Le chap. 3 est consacré à l’étude d’un thème lié aux conventions sociales et qui est présent dans les épigrammes depuis le VIe siècle: l’emplacement du tombeau en bordure de route. Le mnèma des agathoi y proclame les vertus de l’ éthos aristocratique. Un certain nombre d’épigrammes impliquent que le lecteur soit un passant qui peut ainsi répéter les vertus du défunt. Les épigrammes de l’époque hellénistique exploitent les thèmes archaiques et classiques tout en portant une attention particulière à la sphère privée. Cette tendance est sensible à Athènes depuis le Ve siècle. Deux stèles d’Apollonopolis Magna, dont le texte et la traduction sont commodément donnés en appendice, p. 173-175, résument parfaitement les principales caractéristiques de ces épigrammes. Leur longueur, 26 vers pour l’une, 24 pour l’autre, est la conséquence du développement de la narration. Le monument a un rôle de mnèma mais il n’est pas placé sur un axe de circulation. Les stèles de la période hellénistique sont toujours des sèma, mais les emplacements choisis renforcent alors la séparation des vivants et des morts.

La réécriture de ce theme dans les épigrammes littéraires hellénistiques est analysée dans le chap. 4. La fréquence de l’attestation du thème de l’emplacement du tombeau dans ce corpus est bien plus élevée que dans celui des épigrammes réellement inscrites. L’indication de la localisation est fondamentale pour leur interprétation. L’épigramme AP 7.429 d’Alcée de Messène dénote une parfaite connaissance de ce thème et de la rhétorique des inscriptions archaiques. Les poètes hellénistiques peuvent subvertir ce thème, ainsi Léonidas, AP 7.478, qui désigne le monument comme un mnèma, mais dépeint l’oubli, car le défunt n’est pas nommé.
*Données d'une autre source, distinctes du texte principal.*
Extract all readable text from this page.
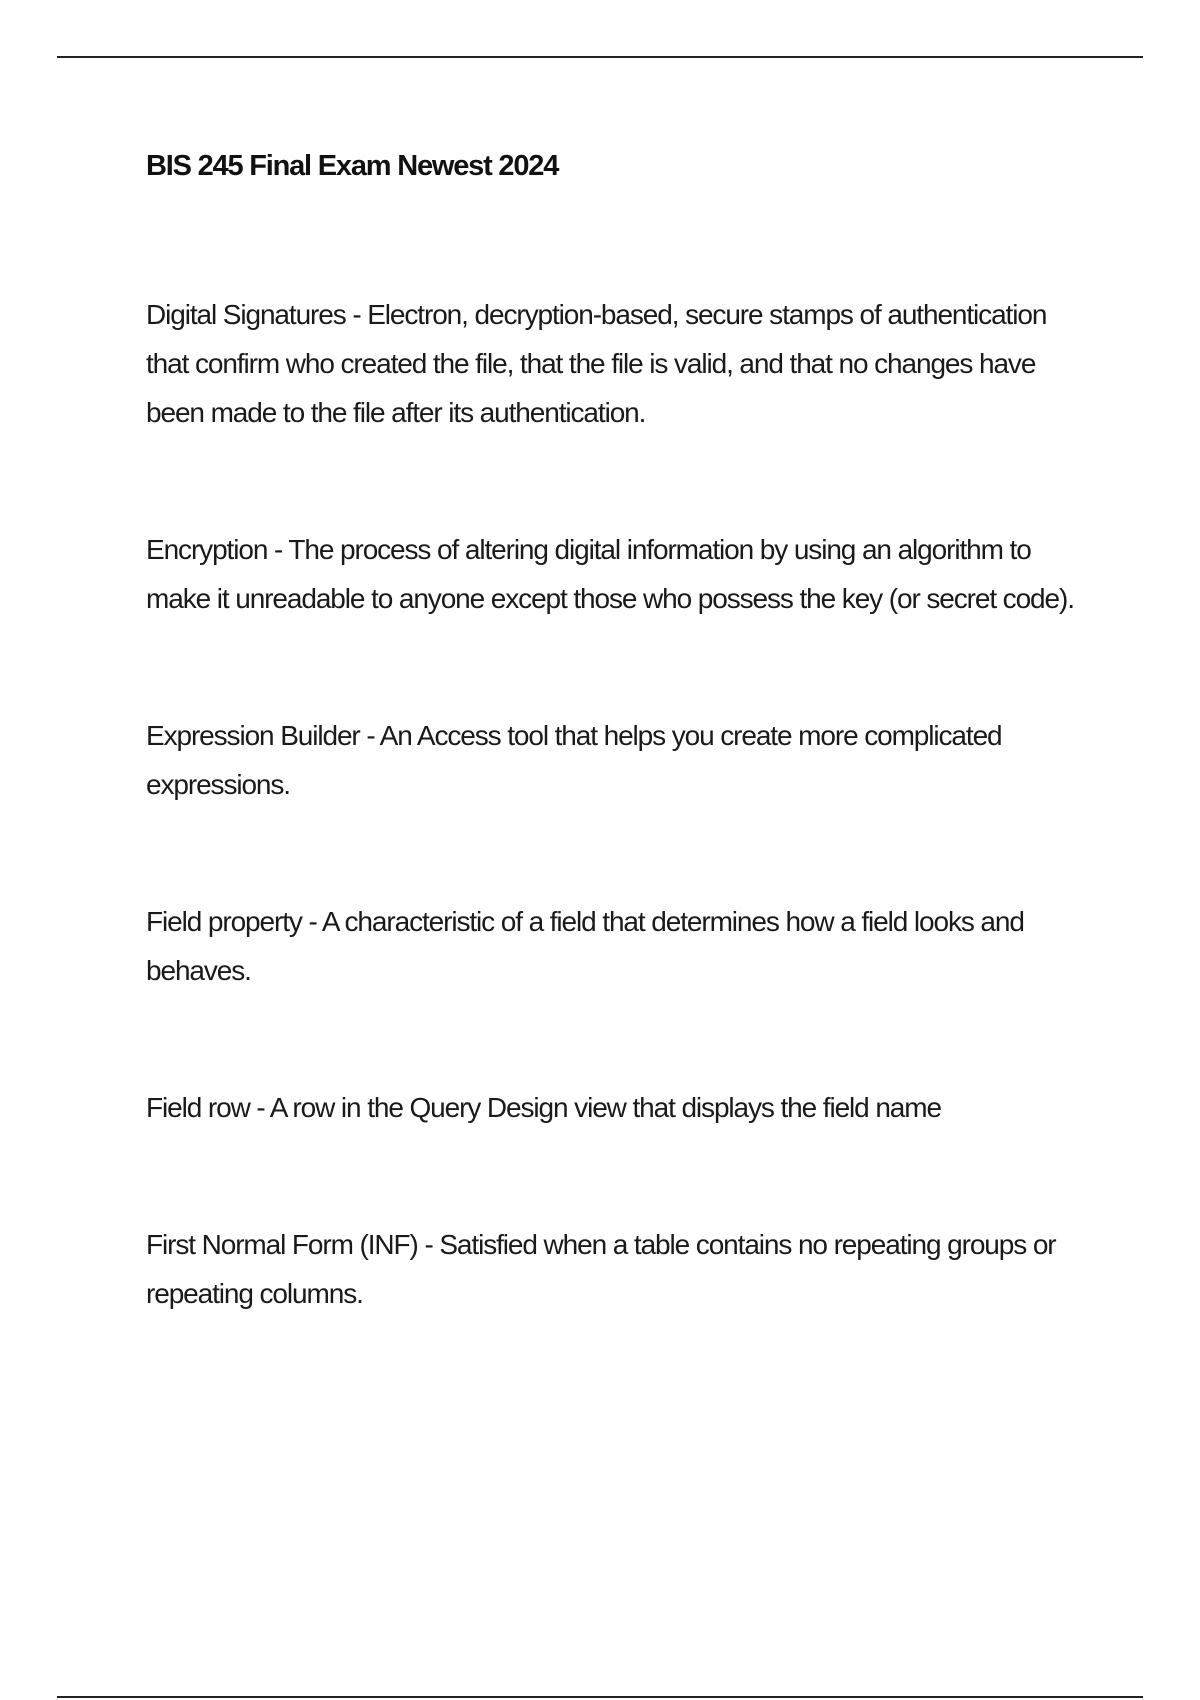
BIS 245 Final Exam Newest 2024
Digital Signatures - Electron, decryption-based, secure stamps of authentication that confirm who created the file, that the file is valid, and that no changes have been made to the file after its authentication.
Encryption - The process of altering digital information by using an algorithm to make it unreadable to anyone except those who possess the key (or secret code).
Expression Builder - An Access tool that helps you create more complicated expressions.
Field property - A characteristic of a field that determines how a field looks and behaves.
Field row - A row in the Query Design view that displays the field name
First Normal Form (INF) - Satisfied when a table contains no repeating groups or repeating columns.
Théodoridas, AP 7.479, imagine une tombe dont la localisation, trop proche d’une route passante, fut cause de sa quasi destruction. Les thèmes de la localisation et de la présence cachée sont parfaitement connus des poètes du IIIe siècle qui en jouent.
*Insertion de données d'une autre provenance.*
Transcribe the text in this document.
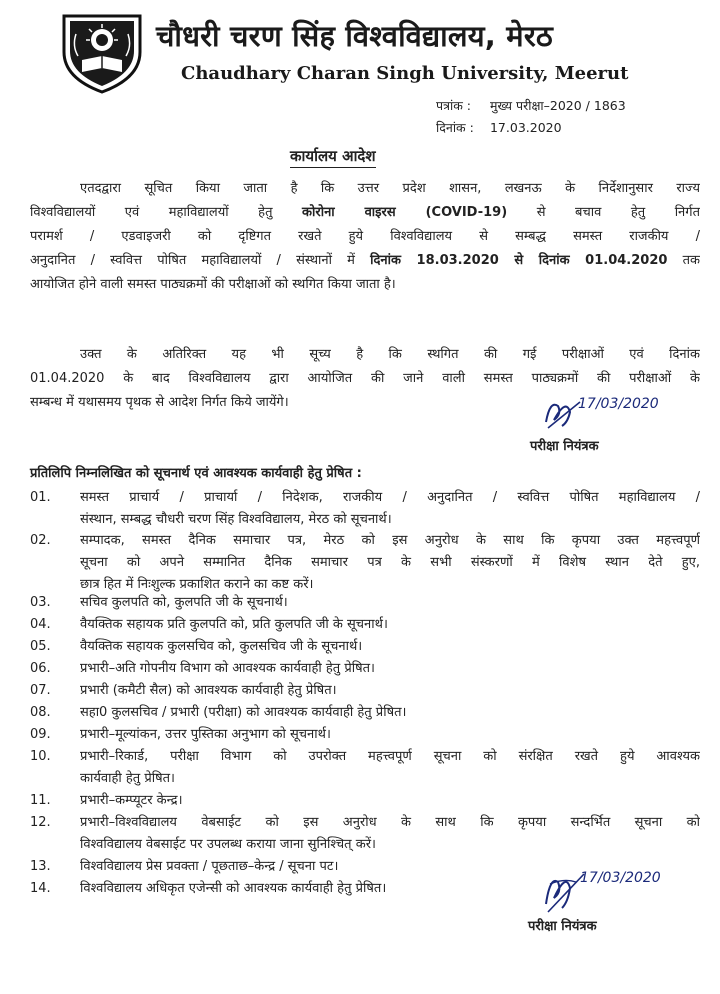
चौधरी चरण सिंह विश्वविद्यालय, मेरठ
Chaudhary Charan Singh University, Meerut
पत्रांक : मुख्य परीक्षा–2020 / 1863
दिनांक : 17.03.2020
कार्यालय आदेश
एतदद्वारा सूचित किया जाता है कि उत्तर प्रदेश शासन, लखनऊ के निर्देशानुसार राज्य
विश्वविद्यालयों एवं महाविद्यालयों हेतु कोरोना वाइरस (COVID-19) से बचाव हेतु निर्गत
परामर्श / एडवाइजरी को दृष्टिगत रखते हुये विश्वविद्यालय से सम्बद्ध समस्त राजकीय /
अनुदानित / स्ववित्त पोषित महाविद्यालयों / संस्थानों में दिनांक 18.03.2020 से दिनांक 01.04.2020 तक
आयोजित होने वाली समस्त पाठ्यक्रमों की परीक्षाओं को स्थगित किया जाता है।
उक्त के अतिरिक्त यह भी सूच्य है कि स्थगित की गई परीक्षाओं एवं दिनांक
01.04.2020 के बाद विश्वविद्यालय द्वारा आयोजित की जाने वाली समस्त पाठ्यक्रमों की परीक्षाओं के
सम्बन्ध में यथासमय पृथक से आदेश निर्गत किये जायेंगे।	17/03/2020
परीक्षा नियंत्रक
प्रतिलिपि निम्नलिखित को सूचनार्थ एवं आवश्यक कार्यवाही हेतु प्रेषित :
01.	समस्त प्राचार्य / प्राचार्या / निदेशक, राजकीय / अनुदानित / स्ववित्त पोषित महाविद्यालय /
संस्थान, सम्बद्ध चौधरी चरण सिंह विश्वविद्यालय, मेरठ को सूचनार्थ।
02.	सम्पादक, समस्त दैनिक समाचार पत्र, मेरठ को इस अनुरोध के साथ कि कृपया उक्त महत्त्वपूर्ण
सूचना को अपने सम्मानित दैनिक समाचार पत्र के सभी संस्करणों में विशेष स्थान देते हुए,
छात्र हित में निःशुल्क प्रकाशित कराने का कष्ट करें।
03.	सचिव कुलपति को, कुलपति जी के सूचनार्थ।
04.	वैयक्तिक सहायक प्रति कुलपति को, प्रति कुलपति जी के सूचनार्थ।
05.	वैयक्तिक सहायक कुलसचिव को, कुलसचिव जी के सूचनार्थ।
06.	प्रभारी–अति गोपनीय विभाग को आवश्यक कार्यवाही हेतु प्रेषित।
07.	प्रभारी (कमैटी सैल) को आवश्यक कार्यवाही हेतु प्रेषित।
08.	सहा0 कुलसचिव / प्रभारी (परीक्षा) को आवश्यक कार्यवाही हेतु प्रेषित।
09.	प्रभारी–मूल्यांकन, उत्तर पुस्तिका अनुभाग को सूचनार्थ।
10.	प्रभारी–रिकार्ड, परीक्षा विभाग को उपरोक्त महत्त्वपूर्ण सूचना को संरक्षित रखते हुये आवश्यक
कार्यवाही हेतु प्रेषित।
11.	प्रभारी–कम्प्यूटर केन्द्र।
12.	प्रभारी–विश्वविद्यालय वेबसाईट को इस अनुरोध के साथ कि कृपया सन्दर्भित सूचना को
विश्वविद्यालय वेबसाईट पर उपलब्ध कराया जाना सुनिश्चित् करें।
13.	विश्वविद्यालय प्रेस प्रवक्ता / पूछताछ–केन्द्र / सूचना पट।
14.	विश्वविद्यालय अधिकृत एजेन्सी को आवश्यक कार्यवाही हेतु प्रेषित।
17/03/2020
परीक्षा नियंत्रक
Au chap. 5 s’ouvre une étude consacrée à une sous catégorie d’épitaphes: les épigrammes pour les naufragés. Ce deuxième thème, après celui de la localisation du tombeau, est analysé en conjonction avec le motif de la présence cachée. Paradoxalement, les morts en mer sont relativement nombreux, mais très peu d’épigrammes réellement inscrites ont été retrouvées par les archéologues. /A cela deux raisons: d’une part la terre est le lieu de mort considéré comme normal et d’autre part le corps étant perdu dans le naufrage, le monument n’est plus le marqueur d’une tombe réelle. L’épitaphe ne célèbre plus une présence cachée, mais doit dire une absence. Les multiples variations possibles créées par cette situation sont explorées par les auteurs d’épigrammes littéraires.
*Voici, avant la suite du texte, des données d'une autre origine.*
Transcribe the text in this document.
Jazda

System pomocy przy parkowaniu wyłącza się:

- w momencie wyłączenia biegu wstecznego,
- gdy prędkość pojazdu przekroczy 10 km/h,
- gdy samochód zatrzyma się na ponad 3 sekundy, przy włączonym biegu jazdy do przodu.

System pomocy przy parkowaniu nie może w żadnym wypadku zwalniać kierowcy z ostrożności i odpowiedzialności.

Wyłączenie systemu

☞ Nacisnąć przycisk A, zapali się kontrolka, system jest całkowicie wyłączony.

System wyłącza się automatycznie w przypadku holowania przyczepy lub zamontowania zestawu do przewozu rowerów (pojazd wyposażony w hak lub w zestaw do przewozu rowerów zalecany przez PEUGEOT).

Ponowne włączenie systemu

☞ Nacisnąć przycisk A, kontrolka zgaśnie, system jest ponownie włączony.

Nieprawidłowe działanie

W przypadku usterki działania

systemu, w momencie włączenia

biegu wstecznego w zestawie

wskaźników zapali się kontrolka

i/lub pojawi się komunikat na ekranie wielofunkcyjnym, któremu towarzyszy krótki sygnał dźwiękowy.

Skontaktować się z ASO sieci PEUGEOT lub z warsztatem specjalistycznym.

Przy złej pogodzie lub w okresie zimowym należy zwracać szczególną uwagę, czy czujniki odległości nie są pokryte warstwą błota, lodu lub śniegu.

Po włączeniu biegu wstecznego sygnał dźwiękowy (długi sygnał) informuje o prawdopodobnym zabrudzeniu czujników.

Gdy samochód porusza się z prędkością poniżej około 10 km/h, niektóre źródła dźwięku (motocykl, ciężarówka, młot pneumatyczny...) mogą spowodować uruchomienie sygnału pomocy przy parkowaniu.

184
Les chap. 6, 7 et 8 explorent successivement les motifs de l’absence cachée, de l’absence révélée et de la présence cachée. Au fil de ces chapitres JSB montre une très grande finesse d’analyse et une sensibilité littéraire auxquelles il est difficile de rendre justice dans le cadre limité d’un compte-rendu. La complexité du jeu des réécritures, éléments caractéristiques des poétiques d’époque hellénistique, est exposée de façon pertinente, claire et pénétrante. Les études détaillées d’épigrammes de Léonidas de Tarente, d’Asclépiadès, de Callimaque, de Théocrite, de Posidippe, d’Euphorion — pour ne citer que les plus notoires — permettent à JSB de mettre en évidence les liens étroits qui unissent épigrammes littéraires et épigrammes réellement inscrites.

L’ouvrage de JSB permet au lecteur de comprendre avec précision le développement et la constitution d’un genre littéraire pour lequel la publication récente du rouleau d’épigrammes de Posidippe a contribué à renouveler l’intérêt.

Notes

1. Cette question a notamment été étudiée par G. Nagy, Greek Mythology and Poetics, Cornell, 1990.